But after searching for it, it turned out I was wrong: ffmpeg can't do this out of the box, and also can't read input from an EDL file [1].
So I set out to write a solution, as simple as possible: produce a list of select filters that are applied to video and audio, and retain only the non-silent parts.
The 'silencedetect' audio filter detects silences, and produces timestamps for when silences start and end. So one can pipe the output of that to a Python script, that builds an ffmpeg command with the appropriate select filters.
The resulting ffmpeg command can be run to re-encode the video without the silent parts.
Hope this helps.
- - -
Notes:
1/ I did find something somewhat similar to what I ended up doing [2], but it's complicated, and does the video encoding inside of Python.
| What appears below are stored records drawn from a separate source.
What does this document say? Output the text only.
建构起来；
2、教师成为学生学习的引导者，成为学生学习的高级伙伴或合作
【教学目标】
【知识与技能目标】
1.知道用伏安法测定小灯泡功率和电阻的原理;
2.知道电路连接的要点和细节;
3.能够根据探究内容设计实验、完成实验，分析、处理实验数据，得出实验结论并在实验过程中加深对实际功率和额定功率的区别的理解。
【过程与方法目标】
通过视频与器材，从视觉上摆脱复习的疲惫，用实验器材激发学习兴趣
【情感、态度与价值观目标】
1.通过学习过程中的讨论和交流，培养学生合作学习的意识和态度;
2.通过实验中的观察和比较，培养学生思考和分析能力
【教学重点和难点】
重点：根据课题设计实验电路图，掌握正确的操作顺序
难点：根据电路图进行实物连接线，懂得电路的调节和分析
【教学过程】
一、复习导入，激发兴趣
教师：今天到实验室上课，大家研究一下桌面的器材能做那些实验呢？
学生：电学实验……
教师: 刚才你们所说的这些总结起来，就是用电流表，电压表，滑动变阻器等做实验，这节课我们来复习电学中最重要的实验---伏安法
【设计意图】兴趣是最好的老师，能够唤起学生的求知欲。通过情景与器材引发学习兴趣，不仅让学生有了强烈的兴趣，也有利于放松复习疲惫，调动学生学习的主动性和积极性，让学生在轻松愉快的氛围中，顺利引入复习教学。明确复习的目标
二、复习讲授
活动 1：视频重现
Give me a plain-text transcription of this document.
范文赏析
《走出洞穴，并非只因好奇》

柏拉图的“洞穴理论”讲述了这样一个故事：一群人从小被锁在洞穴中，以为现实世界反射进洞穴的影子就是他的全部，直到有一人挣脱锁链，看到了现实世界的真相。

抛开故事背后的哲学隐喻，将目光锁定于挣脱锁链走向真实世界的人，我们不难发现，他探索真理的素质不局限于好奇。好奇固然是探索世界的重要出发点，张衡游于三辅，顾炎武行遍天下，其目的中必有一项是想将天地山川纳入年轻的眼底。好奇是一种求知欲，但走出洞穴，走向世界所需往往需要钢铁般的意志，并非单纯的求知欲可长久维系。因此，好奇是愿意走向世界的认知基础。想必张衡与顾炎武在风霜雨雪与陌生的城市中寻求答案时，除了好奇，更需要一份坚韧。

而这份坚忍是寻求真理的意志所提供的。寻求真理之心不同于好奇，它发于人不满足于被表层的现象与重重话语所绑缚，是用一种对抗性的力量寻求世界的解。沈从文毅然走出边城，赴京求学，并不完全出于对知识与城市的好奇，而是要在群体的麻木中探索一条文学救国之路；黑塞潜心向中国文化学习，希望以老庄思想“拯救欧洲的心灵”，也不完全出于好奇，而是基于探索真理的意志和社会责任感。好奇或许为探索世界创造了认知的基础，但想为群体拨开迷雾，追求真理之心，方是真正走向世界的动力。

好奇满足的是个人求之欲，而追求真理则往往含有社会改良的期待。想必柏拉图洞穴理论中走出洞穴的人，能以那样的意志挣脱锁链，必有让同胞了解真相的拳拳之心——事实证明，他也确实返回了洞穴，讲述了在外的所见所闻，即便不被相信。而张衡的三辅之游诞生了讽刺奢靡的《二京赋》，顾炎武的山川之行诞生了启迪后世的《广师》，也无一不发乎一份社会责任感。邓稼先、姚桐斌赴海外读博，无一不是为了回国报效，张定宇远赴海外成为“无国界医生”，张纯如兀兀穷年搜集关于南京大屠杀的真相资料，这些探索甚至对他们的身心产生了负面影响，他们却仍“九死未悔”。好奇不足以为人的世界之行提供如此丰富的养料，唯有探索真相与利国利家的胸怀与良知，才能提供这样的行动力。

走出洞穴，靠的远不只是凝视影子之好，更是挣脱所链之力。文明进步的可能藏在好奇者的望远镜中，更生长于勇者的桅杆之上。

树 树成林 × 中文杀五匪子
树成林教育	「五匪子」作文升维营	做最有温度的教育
Granted, moviepy uses ffmpeg under the hood, but it's still better if ffmpeg does all the encoding directly.
2/ This solution doesn't produce a myriad of intermediary files that it would recombine afterwards; there is just one encoding of the output video file. 'silencedetect' is very fast, so all in all running this should be pretty fast.
[0] https://news.ycombinator.com/item?id=31767830
[1] https://en.wikipedia.org/wiki/Edit_decision_list
[2] https://donaldfeury.xyz/remove-the-silent-parts-of-a-video-u...